Saying that Iraq could be one of the great successes of the Obama administration is like saying that the stagehand who pulled the curtain on the debut of Così Fan Tutte is responsible for one of the great successes of the Metropolitan Opera House.

Then there’s Biden’s nutty defense of the Justice Department’s decision to read Christmas Day bomber Umar Farouk Abdulmutallab his Miranda rights after just 50 minutes of questioning.  Biden noted that the Bush administration gave the same treatment to shoe bomber Richard Reid in 2001.  Unfortunately, Biden is blissfully ignorant of the fact that the military commissions to detain Islamic terrorists had not even been set up by the time the shoe bomber had struck.  Reid attempted his attack three months after 9/11, whereas Abdulmutallab attempted his attack eight years and three months after 9/11.

Let’s not forget that Biden was one of the chief opponents of the Afghanistan surge Obama reluctantly ordered in late 2008.  Biden had argued behind the scenes for increasing drone attacks to pick off Al-Qaeda members, and against sending more troops to fight counterinsurgents.  Fortunately, Obama didn’t listen to Biden, and the surge is already demonstrating results, as in Tuesday’s apprehension of Mullah Abdul Ghani Baradar, the most significant Taliban capture in over eight years.

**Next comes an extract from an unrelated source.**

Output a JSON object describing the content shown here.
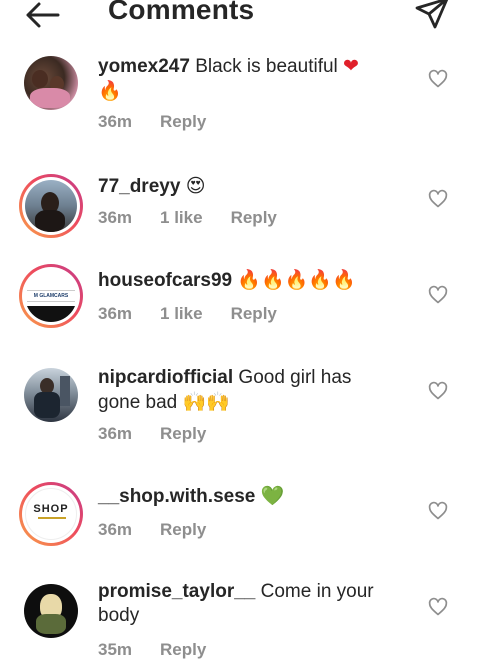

This has been the pattern for a year-and-a-half now: Palin makes true statements—that the Vice-President is the head of the Senate, that the health care bill would require panels of bureaucrats to ration care—that are denounced as “gaffes” and “lies,” while Biden regularly weaves twisted fantasies out of cotton candy and is heralded as the voice of wisdom and experience.

The clincher that the MSM held Palin to a higher standard than Biden throughout the 2008 presidential campaign is that they constantly compared her record to Obama’s, not Biden’s.  (“The Republicans’ #2 doesn’t have that much more executive and business experience than the Democrats’ #1!”)

It takes a serious degree of intellectual dishonesty for Democrats to claim we are safer with Biden as Vice President than we would have been with Palin.